For versatility, I recommend mei tais or SSCs. If you can afford it, or if someone wants to buy you something nice, go for a SSC like a Beco or an Ergo.

In fact, this would be a great way of redirecting someone who wants to buy you a big, expensive travel system. In my experience, travel systems are a waste of money for babywearing parents. Instead, you can buy a Graco infant car seat new (you always want a car seat to be new, unless you are borrowing from someone you trust and know that it's never been in an accident) for about $100, then get any old Graco stroller for $20 at a yard sale.

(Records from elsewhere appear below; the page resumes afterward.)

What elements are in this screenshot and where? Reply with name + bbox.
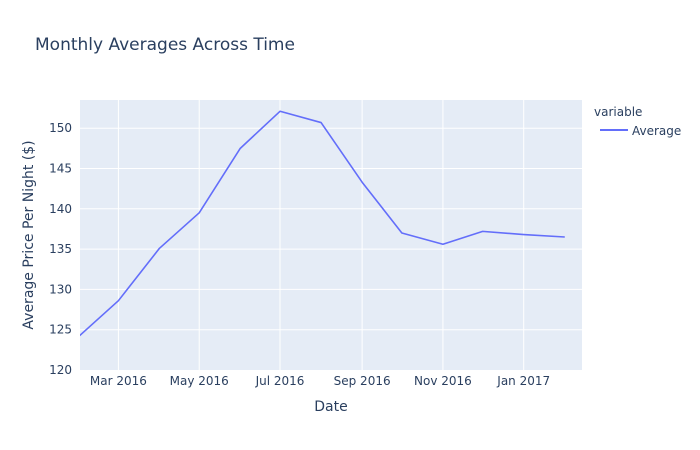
data-point[interactable] bbox=[115, 298, 121, 304]
y-tick-label: 150 bbox=[49, 121, 72, 135]
data-point[interactable] bbox=[156, 245, 162, 251]
legend-title: variable bbox=[594, 105, 642, 119]
y-tick-label: 125 bbox=[49, 323, 72, 337]
legend-item-average[interactable]: Average bbox=[632, 124, 681, 138]
y-axis-ticks: 120 125 130 135 140 145 150 bbox=[49, 121, 72, 377]
x-axis-label: Date bbox=[314, 399, 347, 415]
y-tick-label: 135 bbox=[49, 242, 72, 256]
x-tick-label: Sep 2016 bbox=[334, 374, 391, 388]
y-tick-label: 130 bbox=[49, 282, 72, 296]
y-axis-label: Average Price Per Night ($) bbox=[21, 140, 37, 329]
data-point[interactable] bbox=[196, 210, 202, 216]
legend: variable Average bbox=[594, 105, 681, 138]
x-tick-label: Jan 2017 bbox=[496, 374, 550, 388]
data-point[interactable] bbox=[237, 145, 243, 151]
data-point[interactable] bbox=[562, 234, 568, 240]
x-tick-label: Jul 2016 bbox=[255, 374, 305, 388]
data-point[interactable] bbox=[318, 120, 324, 126]
series-layer bbox=[39, 108, 568, 357]
chart-title: Monthly Averages Across Time bbox=[35, 35, 295, 55]
data-point[interactable] bbox=[480, 228, 486, 234]
x-tick-label: Nov 2016 bbox=[414, 374, 472, 388]
y-tick-label: 145 bbox=[49, 162, 72, 176]
x-axis-ticks: Mar 2016 May 2016 Jul 2016 Sep 2016 Nov 2016… bbox=[90, 374, 550, 388]
x-tick-label: May 2016 bbox=[170, 374, 229, 388]
data-point[interactable] bbox=[440, 241, 446, 247]
data-point[interactable] bbox=[77, 332, 83, 338]
grid-lines bbox=[80, 100, 582, 370]
data-point[interactable] bbox=[277, 108, 283, 114]
data-point[interactable] bbox=[399, 230, 405, 236]
y-tick-label: 120 bbox=[49, 363, 72, 377]
plot-background bbox=[80, 100, 582, 370]
series-line-average[interactable] bbox=[39, 110, 565, 357]
y-tick-label: 140 bbox=[49, 202, 72, 216]
data-point[interactable] bbox=[521, 232, 527, 238]
x-tick-label: Mar 2016 bbox=[90, 374, 147, 388]
data-point[interactable] bbox=[359, 179, 365, 185]
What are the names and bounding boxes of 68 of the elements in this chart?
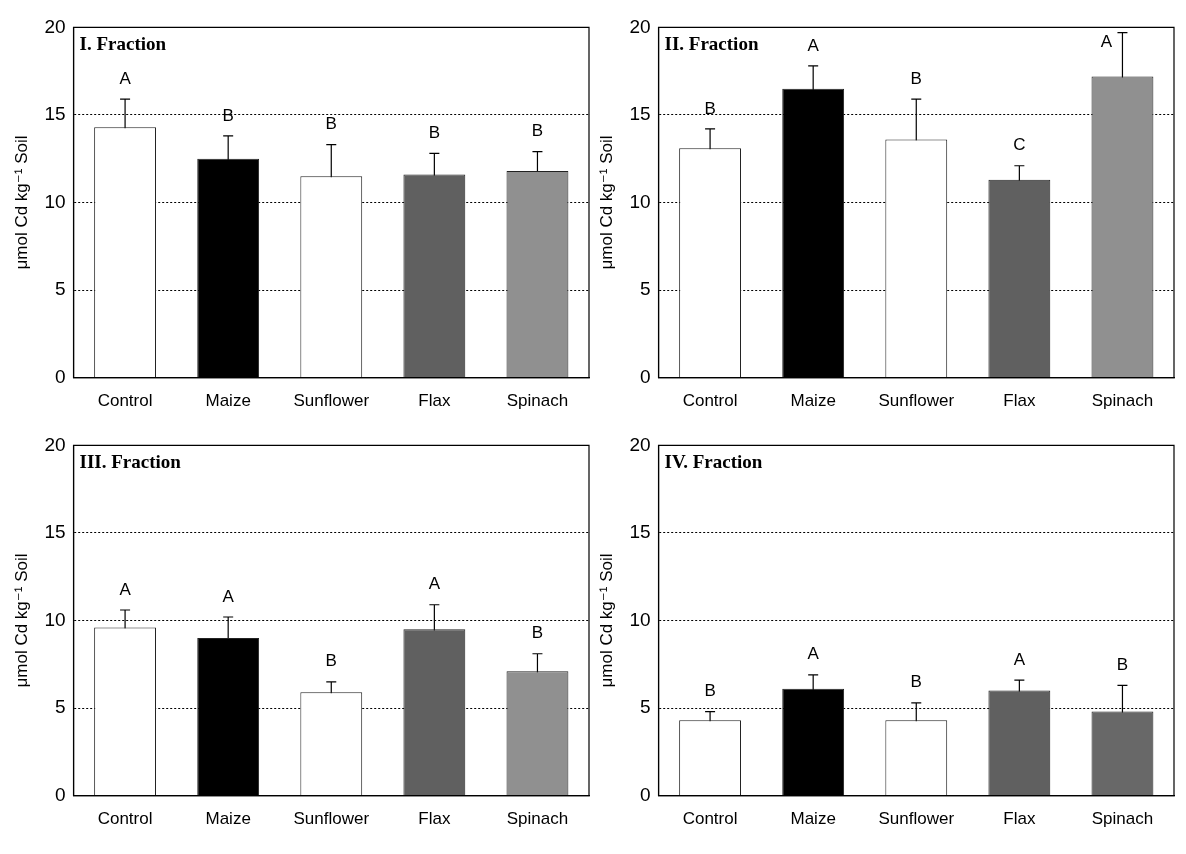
annotation: B bbox=[325, 651, 337, 671]
y-tick-label: 0 bbox=[54, 783, 66, 805]
x-tick-label: Spinach bbox=[1091, 809, 1154, 829]
x-tick-label: Control bbox=[682, 391, 738, 411]
x-tick-label: Maize bbox=[205, 391, 251, 411]
y-tick-label: 0 bbox=[639, 365, 651, 387]
x-tick-label: Spinach bbox=[506, 391, 569, 411]
annotation: B bbox=[704, 681, 716, 701]
annotation: B bbox=[1116, 654, 1129, 674]
y-tick-label: 10 bbox=[629, 608, 651, 630]
annotation: A bbox=[119, 68, 132, 88]
x-tick-label: Flax bbox=[1003, 809, 1036, 829]
y-axis-title: μmol Cd kg⁻¹ Soil bbox=[11, 135, 31, 270]
y-tick-label: 15 bbox=[44, 521, 66, 543]
y-tick-label: 15 bbox=[629, 521, 651, 543]
y-axis-title: μmol Cd kg⁻¹ Soil bbox=[596, 553, 616, 688]
x-tick-label: Flax bbox=[418, 809, 451, 829]
x-tick-label: Control bbox=[97, 391, 153, 411]
y-tick-label: 10 bbox=[629, 190, 651, 212]
annotation: B bbox=[704, 98, 716, 118]
y-axis-title: μmol Cd kg⁻¹ Soil bbox=[11, 553, 31, 688]
annotation: B bbox=[428, 123, 441, 143]
x-tick-label: Spinach bbox=[1091, 391, 1154, 411]
annotation: B bbox=[222, 105, 234, 125]
y-tick-label: 5 bbox=[639, 696, 651, 718]
annotation: A bbox=[1100, 32, 1113, 52]
y-tick-label: 15 bbox=[629, 103, 651, 125]
y-tick-label: 20 bbox=[44, 433, 66, 455]
annotation: A bbox=[807, 35, 820, 55]
y-tick-label: 10 bbox=[44, 608, 66, 630]
y-tick-label: 20 bbox=[44, 15, 66, 37]
annotation: A bbox=[807, 644, 820, 664]
chart-title: II. Fraction bbox=[664, 32, 759, 54]
x-tick-label: Maize bbox=[205, 809, 251, 829]
y-tick-label: 5 bbox=[54, 696, 66, 718]
chart-title: I. Fraction bbox=[79, 32, 167, 54]
y-tick-label: 15 bbox=[44, 103, 66, 125]
chart-title: IV. Fraction bbox=[664, 450, 763, 472]
x-tick-label: Sunflower bbox=[878, 391, 955, 411]
y-axis-title: μmol Cd kg⁻¹ Soil bbox=[596, 135, 616, 270]
y-tick-label: 0 bbox=[54, 365, 66, 387]
x-tick-label: Maize bbox=[790, 391, 836, 411]
annotation: A bbox=[1013, 649, 1026, 669]
annotation: B bbox=[910, 672, 922, 692]
y-tick-label: 20 bbox=[629, 433, 651, 455]
annotation: B bbox=[531, 623, 544, 643]
annotation: A bbox=[428, 574, 441, 594]
x-tick-label: Control bbox=[97, 809, 153, 829]
x-tick-label: Spinach bbox=[506, 809, 569, 829]
y-tick-label: 5 bbox=[54, 278, 66, 300]
x-tick-label: Control bbox=[682, 809, 738, 829]
x-tick-label: Maize bbox=[790, 809, 836, 829]
y-tick-label: 5 bbox=[639, 278, 651, 300]
annotation: B bbox=[325, 114, 337, 134]
x-tick-label: Sunflower bbox=[293, 391, 370, 411]
x-tick-label: Sunflower bbox=[293, 809, 370, 829]
y-tick-label: 10 bbox=[44, 190, 66, 212]
x-tick-label: Flax bbox=[418, 391, 451, 411]
chart-title: III. Fraction bbox=[79, 450, 182, 472]
x-tick-label: Flax bbox=[1003, 391, 1036, 411]
annotation: B bbox=[531, 121, 544, 141]
annotation: C bbox=[1013, 135, 1026, 155]
annotation: B bbox=[910, 68, 922, 88]
annotation: A bbox=[222, 586, 235, 606]
annotation: A bbox=[119, 579, 132, 599]
y-tick-label: 20 bbox=[629, 15, 651, 37]
x-tick-label: Sunflower bbox=[878, 809, 955, 829]
y-tick-label: 0 bbox=[639, 783, 651, 805]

Almost all Graco strollers work with their car seats like a travel system, and you save over $100. Or, better yet, skip the whole infant bucket car seat altogether and get a convertible car seat from the start, since you're going to need to buy one within the next year anyhow. The more I fall in love with babywearing, the more I like the idea of "your car seat belongs in your car, your baby belongs on your body". Carting a baby along in a bucket car seat is just about the most awkward and unnatural way of carrying a baby there is, and has a much higher death rate than babywearing. Article. Just something to consider.

I hope that helps you with your decision-making!